Targeted digital ads are a hell of a deal when it comes to return on investment (ROI). You don’t want to waste money selling a product to people who never wanted it, and old school advertising in traditional print, radio and TV did just that. To be fair, there wasn’t really another way to do this until Mark Zuckerberg and crew perfected invasive data collection and created a whole new advertising market.
That’s why I tend to refer to social platforms such as Facebook, Twitter, Instagram and the like as adtech companies with data collection bootstrapped on to social sharing features. From the user side it’s all about posting an interacting, but all of those actions are just data and in aggregate the users are just a new market for advertisers to talk to. What Facebook has assembled is no different than the newspapers, TV stations, radio stations, and magazines before them: an audience that is here for the content and ready for your advertising pitch.
It’s important to see that these are different narratives about the same platform, app, or product. But your sense of what the product is can depend on which point of view you take. Am I just doing it for the Gram or have I become a market research singularity?
There’s a reason Facebook in particular has been scornful of what Apple is about to do, positing that the changes would destroy its business. It might well be the case, but Facebook has a track record for hyperventilating about nothingburgers and has been adept at adapting. This is a game of cat-and-mouse, with Apple trying to put fences around Facebook’s endless data graze. In that sense, it is a clash of technology interests with users in the middle. Bear in mind, Apple’s plan is to supply users with information that allows them to make informed choices. They might still go along or they might put walls up around it. Apple isn’t banning Facebook from its platform, just requiring informed consent. But Facebook is an advertising vehicle dressed up as a social platform, and any change to data collection affects its bottom line.
I don’t want us to sleep on one critical argument Cook made in the speech above. Adtech clearly is implicated in some of the curbs on data collection, but he also noted that tracking in general is being used to determine content decisions on these platforms too—what news organizations or algorithms choose to publish or surface, what social platforms choose to deliver to you, etc. Cook noted that data isn’t just about ad surveillance, it’s also about how conspiracy theories and toxic content reaches you on the same platforms doing ad surveillance, and that in truth these are not at cross purposes. While the purpose of content and ad delivery are different consumption processes, from the perspective of a Facebook they are correlated functions and built on the same tech architectural premise: data collection in the service of customized experience and wired for your engagement. Yes it’s news vs. advertising, but as a Mizzou j-school mentor once told me, “It’s all persuasion, baby.”
So while the adtech implications are getting the buzz, there are democracy-warping implications to surveillance tech in general and it means that any walls around data collection have implications beyond ad delivery. Apple is using its market power to force at least a conversation about what is gathered and some disclosure about how data is used. It’s a unique position that only Apple and Google are in a position to make, because they make the lion’s share of the hardware people use to access the mobile internet in the U.S. Yes, there are all kinds of monopoly and anti-competitive questions here that are worth raising, but I prefer it when my tech giants are fighting one another rather than us.

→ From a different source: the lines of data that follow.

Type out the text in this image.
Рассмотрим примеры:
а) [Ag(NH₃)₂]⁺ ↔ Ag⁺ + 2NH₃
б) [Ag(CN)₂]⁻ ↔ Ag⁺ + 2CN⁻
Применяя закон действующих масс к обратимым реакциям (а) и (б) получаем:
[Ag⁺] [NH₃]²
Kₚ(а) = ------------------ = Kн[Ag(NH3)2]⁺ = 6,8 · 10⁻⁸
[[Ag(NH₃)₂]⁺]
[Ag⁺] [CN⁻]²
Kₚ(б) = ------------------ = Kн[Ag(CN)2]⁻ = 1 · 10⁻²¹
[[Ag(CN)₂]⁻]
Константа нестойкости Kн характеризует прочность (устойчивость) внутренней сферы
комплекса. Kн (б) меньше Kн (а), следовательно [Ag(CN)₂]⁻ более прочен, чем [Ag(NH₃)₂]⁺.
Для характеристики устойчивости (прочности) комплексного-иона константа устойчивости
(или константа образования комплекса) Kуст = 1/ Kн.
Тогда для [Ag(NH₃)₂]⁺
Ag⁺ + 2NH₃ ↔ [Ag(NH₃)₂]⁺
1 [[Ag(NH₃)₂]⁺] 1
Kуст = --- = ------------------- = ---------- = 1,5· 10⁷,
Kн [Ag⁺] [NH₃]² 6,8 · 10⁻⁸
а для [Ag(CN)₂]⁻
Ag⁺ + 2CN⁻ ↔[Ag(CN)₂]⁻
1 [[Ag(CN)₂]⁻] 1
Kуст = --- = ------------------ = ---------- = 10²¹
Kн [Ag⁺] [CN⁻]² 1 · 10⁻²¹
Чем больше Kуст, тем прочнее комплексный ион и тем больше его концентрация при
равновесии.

So Apple’s impending Datageddon seems from this corner like a choice-driven future compared to one that is happening on background. It might end up that we don’t have a lot of feelings about data collection, on the assumption it’s all been happening and we don’t have much say in that. But the layer peeled back here at least says they should tell us what they’re doing with our data, how they’re doing it, and whom they will share it with.
It might be that we can’t fight this future. I am more optimistic about human potential when we finally have had enough of tech bros behaving badly, but it’s hard to take up the cause if we don’t at least know what’s going on.